Though I appreciate tonight's quote, I would have to say that sometimes what happens "to a person" greatly influences what happens therefore "within" a person. I received a text message today from my friend Ann who noted that for the past two years I have and continue to battle all sorts of illnesses. That my health has not been the best. I suppose that notion could upset me or even perplex me, but it does not. It does not because thankfully all my years of counseling family caregivers and being very familiar with the research literature has paid off. As I joked with Ann today, I am now the classic case study that I used to read about.

There is a great deal of caregiver research out there that discusses how the stresses of managing this role can impact one's health and immunity. When I refer to a caregiver, I mean a person who is not paid for caring for the physical, financial, emotional, and psychological needs of an ill or impaired family member or friend. Chronic and long term caregiving is very debilitating, and though my caregiving of Mattie was only 14 months (the average caregiving stint is usually 5 or more years), it was a very intense form of providing care. Care that impacted my sleep (if I got any), when and if I could eat, and my mental sanity. It is hard to describe the way of life Peter and I led, unless you have lived for some time in a hospital setting. If you think you get rest and peace in a hospital room, I assure you, that you don't! People are coming in and out of your room 24 hours a day, there is NO privacy, and the noises within a unit can be terrifying at times. I remember hearing children on the floor dying in the rooms next to me, and the crying and wailing of families were deafening. Some nights I had to put a pillow over my head to drown out the noises!

The horrors of cancer maybe physically over for us, but the emotional wounds of childhood cancer remain within us always. One of my favorite studies that I recall was done by a team of researchers in Ohio. The Glasers compared the healing time of medical residents versus that of family caregivers. Both groups are perceived as living with HIGH stress levels. The Glasers gave participants of the study a minor puncture wound on their arms, and then assessed which group would heal faster. The thinking being that stress prevents rapid cell regeneration and repair.

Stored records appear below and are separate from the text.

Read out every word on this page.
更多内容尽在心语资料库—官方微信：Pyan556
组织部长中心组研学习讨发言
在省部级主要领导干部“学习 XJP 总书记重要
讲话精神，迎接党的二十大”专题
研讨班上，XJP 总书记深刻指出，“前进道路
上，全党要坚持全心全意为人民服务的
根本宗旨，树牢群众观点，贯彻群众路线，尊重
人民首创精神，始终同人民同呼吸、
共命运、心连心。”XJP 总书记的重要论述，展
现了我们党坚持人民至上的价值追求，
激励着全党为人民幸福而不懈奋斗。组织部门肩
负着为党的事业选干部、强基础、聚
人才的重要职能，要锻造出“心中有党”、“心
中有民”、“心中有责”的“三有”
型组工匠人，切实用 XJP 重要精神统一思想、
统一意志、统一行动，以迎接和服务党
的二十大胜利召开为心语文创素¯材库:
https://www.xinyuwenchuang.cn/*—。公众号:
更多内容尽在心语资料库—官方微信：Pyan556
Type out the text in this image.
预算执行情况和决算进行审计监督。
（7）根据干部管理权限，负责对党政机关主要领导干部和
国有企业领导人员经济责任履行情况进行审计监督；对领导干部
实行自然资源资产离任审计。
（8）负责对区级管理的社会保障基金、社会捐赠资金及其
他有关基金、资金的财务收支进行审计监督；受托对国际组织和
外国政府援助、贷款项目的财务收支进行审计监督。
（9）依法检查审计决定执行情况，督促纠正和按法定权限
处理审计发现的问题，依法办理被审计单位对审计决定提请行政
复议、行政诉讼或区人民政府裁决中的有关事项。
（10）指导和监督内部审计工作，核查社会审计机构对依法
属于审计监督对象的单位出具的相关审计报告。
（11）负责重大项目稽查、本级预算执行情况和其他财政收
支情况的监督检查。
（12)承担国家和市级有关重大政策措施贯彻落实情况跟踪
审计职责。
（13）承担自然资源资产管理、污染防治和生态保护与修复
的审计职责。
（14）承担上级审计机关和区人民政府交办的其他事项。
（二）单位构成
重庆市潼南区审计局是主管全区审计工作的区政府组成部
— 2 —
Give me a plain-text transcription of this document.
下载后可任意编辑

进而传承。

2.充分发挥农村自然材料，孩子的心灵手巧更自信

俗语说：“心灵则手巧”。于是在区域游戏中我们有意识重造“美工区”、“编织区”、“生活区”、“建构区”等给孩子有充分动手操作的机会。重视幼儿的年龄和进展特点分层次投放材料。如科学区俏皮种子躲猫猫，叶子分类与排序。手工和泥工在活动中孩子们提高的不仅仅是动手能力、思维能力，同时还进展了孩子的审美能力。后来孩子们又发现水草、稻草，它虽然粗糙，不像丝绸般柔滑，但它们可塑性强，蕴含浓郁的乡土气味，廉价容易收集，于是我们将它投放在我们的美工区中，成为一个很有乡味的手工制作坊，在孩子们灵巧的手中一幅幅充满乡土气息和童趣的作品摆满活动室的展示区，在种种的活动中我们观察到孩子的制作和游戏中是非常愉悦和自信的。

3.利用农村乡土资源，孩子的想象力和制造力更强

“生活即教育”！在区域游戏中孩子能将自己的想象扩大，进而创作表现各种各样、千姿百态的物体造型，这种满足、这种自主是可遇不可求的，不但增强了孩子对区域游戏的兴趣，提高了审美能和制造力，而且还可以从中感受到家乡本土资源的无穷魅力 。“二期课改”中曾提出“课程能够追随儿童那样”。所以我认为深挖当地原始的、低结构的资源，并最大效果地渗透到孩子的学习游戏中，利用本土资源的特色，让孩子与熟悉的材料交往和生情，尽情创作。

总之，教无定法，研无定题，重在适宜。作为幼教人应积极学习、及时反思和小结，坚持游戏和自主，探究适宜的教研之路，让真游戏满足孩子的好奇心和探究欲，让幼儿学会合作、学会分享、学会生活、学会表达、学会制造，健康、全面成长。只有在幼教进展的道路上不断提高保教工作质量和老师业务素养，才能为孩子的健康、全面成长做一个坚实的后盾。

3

It turns out that family caregivers healed much slower than the medical residents and this was the first study of its kind to show the significance of family caregiver stress and the correlation between caregiver stress and direct physical health.

Recently I read an article entitled, "A loss like no other" in Counseling Today (which is a monthly publication by the American Counseling Association). The article caught my attention because I have found so many, even within my own profession, who do not understand grief. However, this article resonated with me because it made it clear that loss is universal, but every individual's grief process and experience are unique. In fact the article went on to say that "society often emphasizes getting over things and moving on, but in many situations of loss, the process of getting over it doesn't happen quickly, if ever. Grief is an ongoing process of adaptation. The idea of closure is no longer seen as being possible for most people. Rather it's, 'how do I adapt or integrate this loss into who I am and into everyday life.'"

I particularly appreciated learning about the "dual-process" model of loss, which looks at both loss-oriented stressors, which deal with thoughts and feelings related directly to the loss, and restoration oriented stressors, which refer in part to the life roles that have been changed after the loss." In fact, making meaning out of loss is quite complex. For we lost Mattie, but we also lost our parental identity, and our expectations for the future in this role.

I am feeling a bit better today, but still not myself. I have a full day tomorrow of meetings, so it is my hope I can pull it together to manage through the day.